The clampdown on hedging gained steam last year after JPMorgan Chase & Co. suffered more than $6 billion in losses from positions by a trader who was known as the “London Whale” for his oversized hedges. The embarrassing stumble drew glaring media exposure for the nation’s largest bank.
Now the Volcker rule forces banks to continually monitor and adjust hedging strategies to ensure they don’t morph into riskier bets that could blow holes in their balance sheets. Under new requirements, the institutions will also have to document rationales for hedges.
Fed Gov. Daniel Tarullo, who heads the agency’s bank supervision and regulation committee, said the “Whale” episode provided “a real-world example of what should not happen in a banking organization.”
While proprietary trading is now generally banned, the rule will still allow banks to buy stocks and bonds in a practice known as market-making. Banks buy these investments in anticipation that clients will at some point want them.
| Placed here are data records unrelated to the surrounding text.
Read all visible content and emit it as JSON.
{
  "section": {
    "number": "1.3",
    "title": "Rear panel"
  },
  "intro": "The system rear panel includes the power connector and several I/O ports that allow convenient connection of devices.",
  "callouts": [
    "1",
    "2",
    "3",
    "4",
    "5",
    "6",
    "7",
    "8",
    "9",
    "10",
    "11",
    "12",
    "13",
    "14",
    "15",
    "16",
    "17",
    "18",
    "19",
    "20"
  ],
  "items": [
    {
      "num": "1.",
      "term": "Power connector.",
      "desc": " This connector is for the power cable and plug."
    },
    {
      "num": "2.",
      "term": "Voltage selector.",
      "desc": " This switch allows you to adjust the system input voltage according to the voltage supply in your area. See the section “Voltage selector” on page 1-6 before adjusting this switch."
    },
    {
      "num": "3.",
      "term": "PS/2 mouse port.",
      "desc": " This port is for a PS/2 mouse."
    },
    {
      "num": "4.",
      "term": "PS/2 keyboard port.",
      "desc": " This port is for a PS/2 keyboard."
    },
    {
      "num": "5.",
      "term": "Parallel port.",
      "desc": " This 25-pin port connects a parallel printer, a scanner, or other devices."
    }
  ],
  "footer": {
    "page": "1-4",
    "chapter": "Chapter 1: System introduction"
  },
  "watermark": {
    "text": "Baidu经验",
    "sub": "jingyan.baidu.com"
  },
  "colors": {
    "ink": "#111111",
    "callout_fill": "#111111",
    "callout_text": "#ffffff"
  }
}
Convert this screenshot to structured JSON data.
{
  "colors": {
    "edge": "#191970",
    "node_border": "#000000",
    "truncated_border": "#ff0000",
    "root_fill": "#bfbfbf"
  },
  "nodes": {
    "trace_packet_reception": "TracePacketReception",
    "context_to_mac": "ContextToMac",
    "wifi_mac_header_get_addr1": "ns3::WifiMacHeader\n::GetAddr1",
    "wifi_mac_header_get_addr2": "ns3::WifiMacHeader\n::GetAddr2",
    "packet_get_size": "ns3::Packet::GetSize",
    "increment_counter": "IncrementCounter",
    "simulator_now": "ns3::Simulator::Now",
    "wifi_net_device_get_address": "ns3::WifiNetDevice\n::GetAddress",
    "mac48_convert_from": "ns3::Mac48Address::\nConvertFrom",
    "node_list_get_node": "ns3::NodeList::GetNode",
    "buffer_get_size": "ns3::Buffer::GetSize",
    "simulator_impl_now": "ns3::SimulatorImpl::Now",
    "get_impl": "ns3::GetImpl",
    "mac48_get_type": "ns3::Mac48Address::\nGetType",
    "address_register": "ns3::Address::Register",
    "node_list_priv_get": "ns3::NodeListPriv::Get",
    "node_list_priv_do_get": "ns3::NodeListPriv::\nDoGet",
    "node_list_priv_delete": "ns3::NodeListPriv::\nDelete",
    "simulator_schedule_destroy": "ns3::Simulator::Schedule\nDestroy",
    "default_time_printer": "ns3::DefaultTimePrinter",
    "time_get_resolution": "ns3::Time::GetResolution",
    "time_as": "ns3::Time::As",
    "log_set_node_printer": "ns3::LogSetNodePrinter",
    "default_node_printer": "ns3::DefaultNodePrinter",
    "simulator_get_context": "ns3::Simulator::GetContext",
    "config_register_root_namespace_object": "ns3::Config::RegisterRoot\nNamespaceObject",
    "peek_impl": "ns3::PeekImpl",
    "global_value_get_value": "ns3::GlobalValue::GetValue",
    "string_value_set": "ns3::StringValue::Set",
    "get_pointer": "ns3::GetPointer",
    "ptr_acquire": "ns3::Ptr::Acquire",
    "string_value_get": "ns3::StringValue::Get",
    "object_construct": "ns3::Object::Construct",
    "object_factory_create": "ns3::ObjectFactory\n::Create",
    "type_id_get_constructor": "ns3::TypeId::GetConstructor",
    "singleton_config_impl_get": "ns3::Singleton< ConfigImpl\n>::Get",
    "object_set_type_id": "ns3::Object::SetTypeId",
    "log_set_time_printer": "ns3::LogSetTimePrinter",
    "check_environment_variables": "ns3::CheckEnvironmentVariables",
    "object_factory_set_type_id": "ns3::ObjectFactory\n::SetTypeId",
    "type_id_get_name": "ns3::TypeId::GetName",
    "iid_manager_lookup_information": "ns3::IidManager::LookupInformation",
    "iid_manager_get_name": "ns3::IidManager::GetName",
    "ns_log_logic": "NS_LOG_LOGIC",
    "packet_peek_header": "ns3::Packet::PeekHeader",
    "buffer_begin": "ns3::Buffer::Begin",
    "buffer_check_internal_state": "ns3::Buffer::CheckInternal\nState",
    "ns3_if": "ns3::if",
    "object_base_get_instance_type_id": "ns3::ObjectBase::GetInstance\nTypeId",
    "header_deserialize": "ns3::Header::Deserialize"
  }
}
But regulators worried that firms could take outsize and potentially dangerous positions for their own profits. Under the rule, banks’ trading desks would not be allowed to hold investments that exceeded “the reasonably expected near-term demands of customers.”
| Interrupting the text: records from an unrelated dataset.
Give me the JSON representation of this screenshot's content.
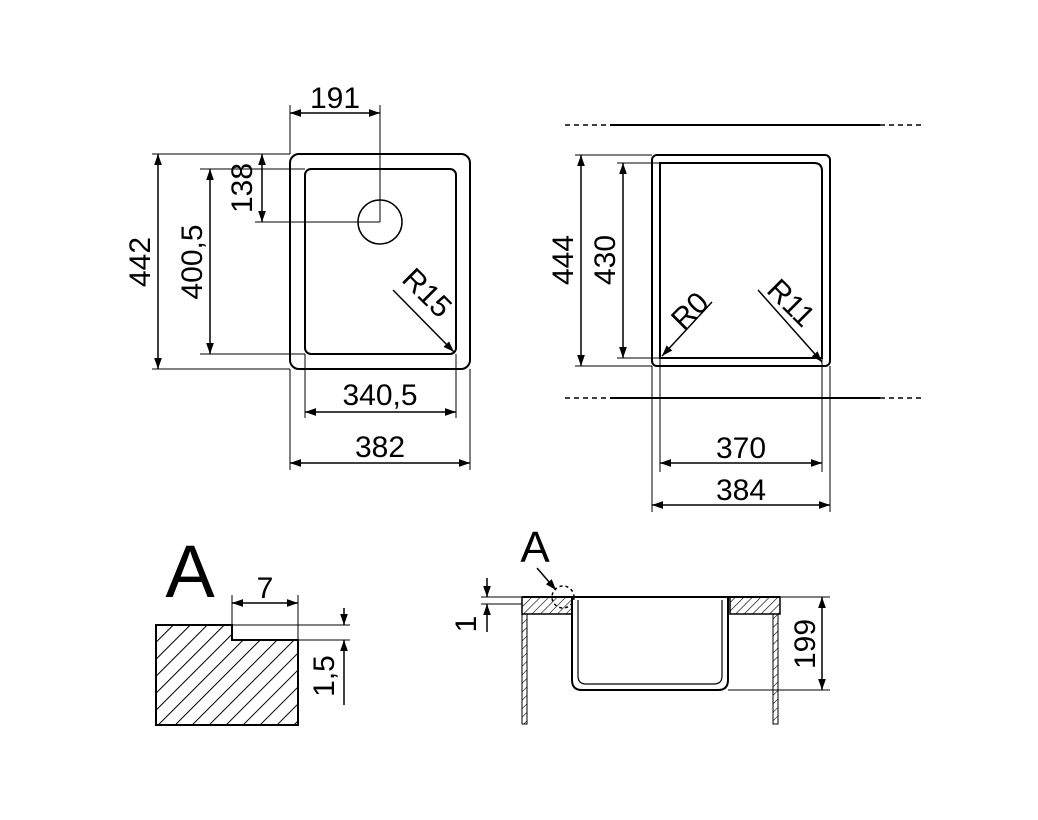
{
  "top_view": {
    "drain_offset_x": "191",
    "drain_offset_y": "138",
    "outer_depth": "442",
    "inner_depth": "400,5",
    "corner_radius": "R15",
    "inner_width": "340,5",
    "outer_width": "382"
  },
  "front_view": {
    "outer_depth": "444",
    "inner_depth": "430",
    "corner_radius_left": "R0",
    "corner_radius_right": "R11",
    "inner_width": "370",
    "outer_width": "384"
  },
  "detail_a": {
    "label": "A",
    "step_width": "7",
    "step_height": "1,5"
  },
  "section_view": {
    "detail_callout": "A",
    "rim_thickness": "1",
    "bowl_height": "199"
  }
}
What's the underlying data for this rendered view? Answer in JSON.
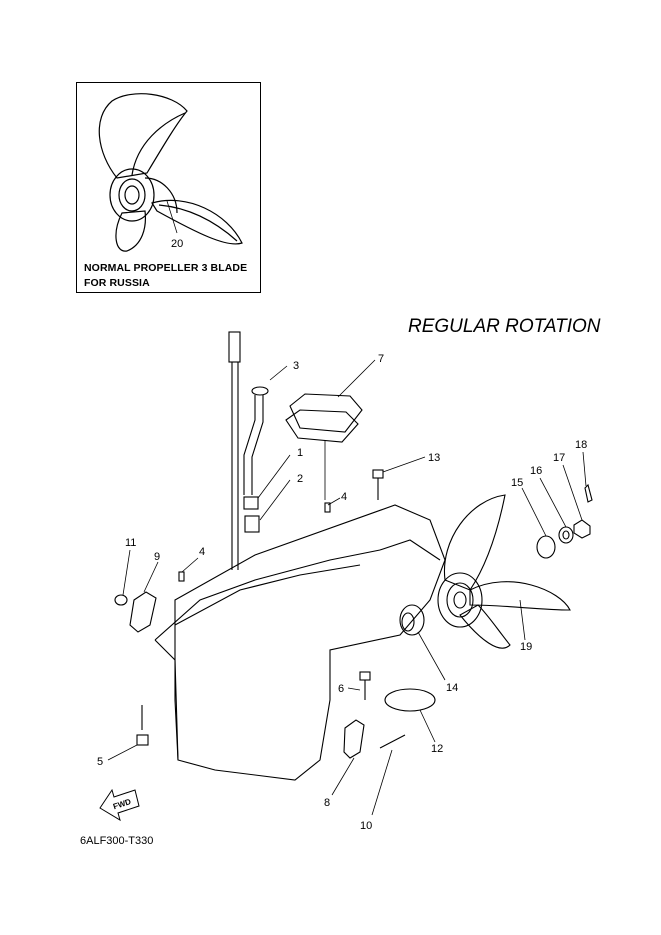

Banks will now be required to keep records to back up their positions, and chief executives will be required to sign off on their firms’ compliance.
They are also being asked under the new rule to structure employee compensation so that it does not “reward or incentivize” engaging in prohibited proprietary trading practices or expose the bank “to excessive or imprudent risk.” But how the provision will work in practice is unclear.
Sens. Jeff Merkley (D-Ore.) and Carl Levin (D-Mich.), who pushed for the Volcker rule’s inclusion in the 2010 financial reform law, said they were reviewing the final version but early indications were that it was tougher than what regulators originally proposed more than two years ago.
The Volcker rule “was intended to change the culture and practices at our nation’s largest financial firms, to prevent Wall Street and the big banks from making swing-for-the-fences bets that put depositors and taxpayers at risk,” Merkley and Levin said in a joint statement. “The regulators have taken a serious step forward in mandating critical changes.”
Wall Street and business groups were quick to voice their unhappiness with the final rule. They argued that regulators could increase the costs of doing business, as well as hinder growth and job creation. The Securities Industry and Financial Markets Assn. said it remained concerned that an overly restrictive Volcker rule would “inflict serious harm on our nation’s economy and American savers.”